For the first half, we will explain how to use data from crates.io to pick targets. Second half will explain how to use a script to run on a list of selected repositories.

Picking Repositories

In picking repositories, you may want to select by metrics like popularity or by the presence of certain features. In this section, we will explain how to select top ripostes by download count.

We will use the db-dump method of getting data from crates.io as it is zero cost to their website and gives us SQL access. To start, have the following programs set up on your computer.

  • docker
  • docker-compose.
  1. Start PostgreSQL. Paste in the following yaml file as docker-compose.yaml. version: '3.3' may need to change.
version: '3.3'
services:
  db:
    image: postgres:latest
    restart: always
    environment:
      - POSTGRES_USER=postgres
      - POSTGRES_PASSWORD=postgres
    volumes:
      - crates-data:/var/lib/postgresql/data
    logging:
      driver: "json-file"
      options:
        max-size: "50m"
volumes:
  crates-data:
    driver: local

Then, run the following to start the setup.

docker-compose up -d

Once set up, run docker ls to figure out the container's name. We will refer to the name as $CONTAINER_NAME from now on.

  1. Download actual data from crates.io. First, run the following command to get a shell in the container: docker exec -it --user postgres $CONTAINER_NAME bash. Now, run the following to grab and install the data into the repository. Please note that this may take a while.

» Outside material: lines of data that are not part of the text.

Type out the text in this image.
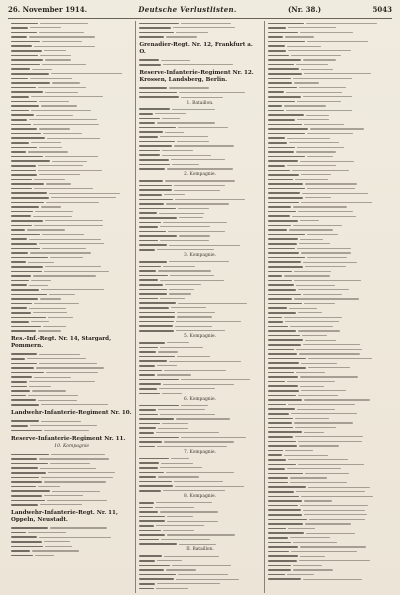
26. November 1914.	Deutsche Verlustlisten.	(Nr. 38.)	5043
Res.-Inf.-Regt. Nr. 14, Stargard, Pommern.
Landwehr-Infanterie-Regiment Nr. 10.
Reserve-Infanterie-Regiment Nr. 11.
10. Kompagnie
Landwehr-Infanterie-Regt. Nr. 11, Oppeln, Neustadt.
Grenadier-Regt. Nr. 12, Frankfurt a. O.
Reserve-Infanterie-Regiment Nr. 12. Krossen, Landsberg, Berlin.
1. Bataillon.
2. Kompagnie.
3. Kompagnie.
5. Kompagnie.
6. Kompagnie.
7. Kompagnie.
8. Kompagnie.
II. Bataillon.
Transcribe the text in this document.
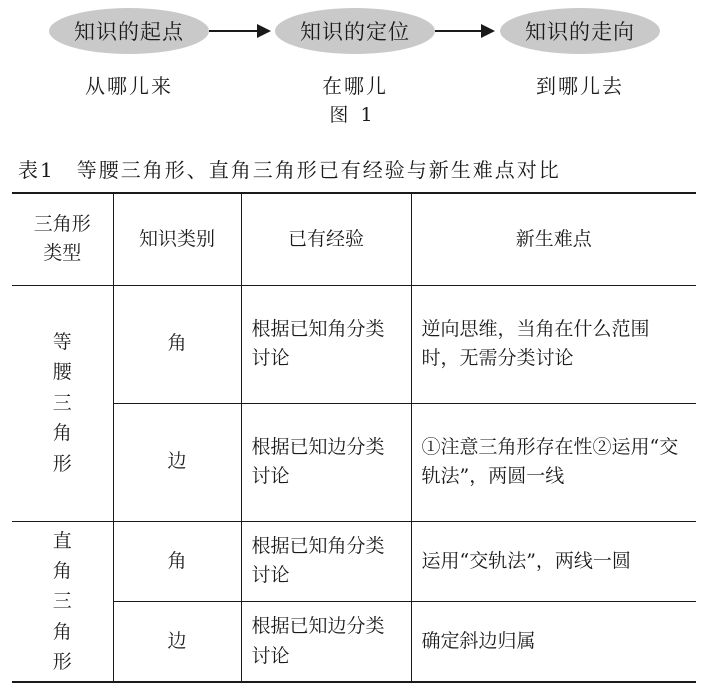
知识的起点	知识的定位	知识的走向
从哪儿来	在哪儿	到哪儿去
图 1
表1　等腰三角形、直角三角形已有经验与新生难点对比
三角形类型	知识类别	已有经验	新生难点

等腰三角形	角	根据已知角分类讨论	逆向思维，当角在什么范围时，无需分类讨论
	边	根据已知边分类讨论	①注意三角形存在性②运用“交轨法”，两圆一线

直角三角形	角	根据已知角分类讨论	运用“交轨法”，两线一圆
	边	根据已知边分类讨论	确定斜边归属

    wget https://static.crates.io/db-dump.tar.gz
    tar -xf db-dump.tar.gz
    psql postgres -f */schema.sql
    psql postgres -f */import.sql
    
  2. Extract the data. In the same docker shell, run the following to extract the top 1k repositories. Other SQL queries may be used if you want another criteria

    \copy
    (SELECT name, repository, downloads  FROM crates
    WHERE repository LIKE 'http%' ORDER BY DOWNLOADS DESC LIMIT 1000)
    to 'top-1k.csv' csv header;
    
  3. Clean the data. The above query will capture duplicates paths that are deeper than the repository. You can clean these out.

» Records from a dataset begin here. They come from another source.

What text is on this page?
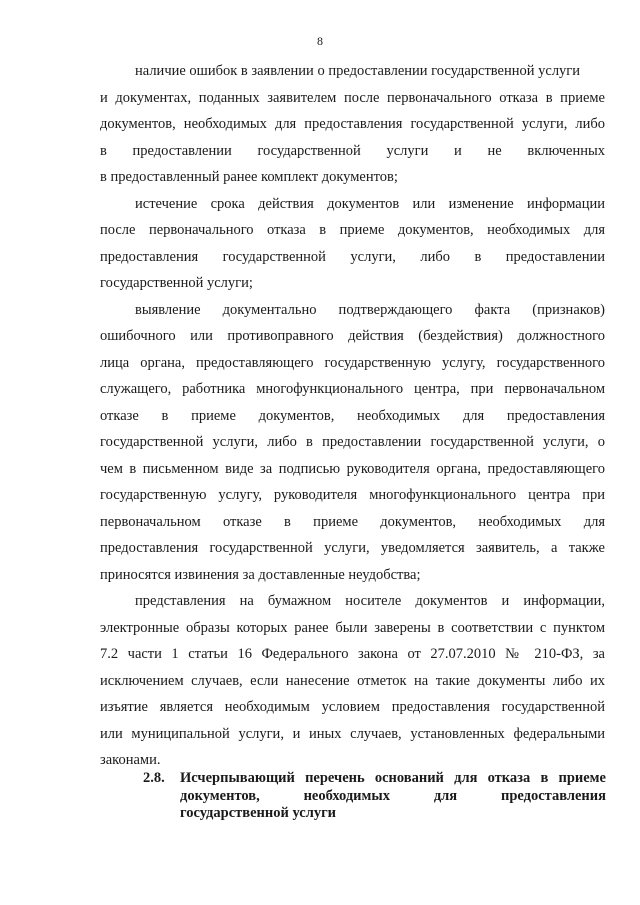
8
наличие ошибок в заявлении о предоставлении государственной услуги
и документах, поданных заявителем после первоначального отказа в приеме
документов, необходимых для предоставления государственной услуги, либо
в предоставлении государственной услуги и не включенных
в предоставленный ранее комплект документов;
истечение срока действия документов или изменение информации
после первоначального отказа в приеме документов, необходимых для
предоставления государственной услуги, либо в предоставлении
государственной услуги;
выявление документально подтверждающего факта (признаков)
ошибочного или противоправного действия (бездействия) должностного
лица органа, предоставляющего государственную услугу, государственного
служащего, работника многофункционального центра, при первоначальном
отказе в приеме документов, необходимых для предоставления
государственной услуги, либо в предоставлении государственной услуги, о
чем в письменном виде за подписью руководителя органа, предоставляющего
государственную услугу, руководителя многофункционального центра при
первоначальном отказе в приеме документов, необходимых для
предоставления государственной услуги, уведомляется заявитель, а также
приносятся извинения за доставленные неудобства;
представления на бумажном носителе документов и информации,
электронные образы которых ранее были заверены в соответствии с пунктом
7.2 части 1 статьи 16 Федерального закона от 27.07.2010 № 210-ФЗ, за
исключением случаев, если нанесение отметок на такие документы либо их
изъятие является необходимым условием предоставления государственной
или муниципальной услуги, и иных случаев, установленных федеральными
законами.
2.8. Исчерпывающий перечень оснований для отказа в приеме
документов, необходимых для предоставления
государственной услуги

    • URL from CSV: cat top-1k.csv | awk -F ',' '{ print $2 }' | grep -v 'http.*'
    • Remove long paths: sed 's/tree\/master.*$//g'
    • Once processed, you can dedup with sort | uniq --unique

Running the List of Repositories

In this step we will download the list of repositories using a script assess-scan-on-repos.sh

Make sure to have Kani ready to run. For that, see the build instructions.

From the repository root, you can run the script with ./scripts/exps/assess-scan-on-repos.sh $URL_LIST_FILE where $URL_LIST_FILE points to a line-delimited list of URLs you want to run Kani on. Repositories that give warnings or errors can be grepping for with "STDERR Warnings" and "Error exit in" respectively.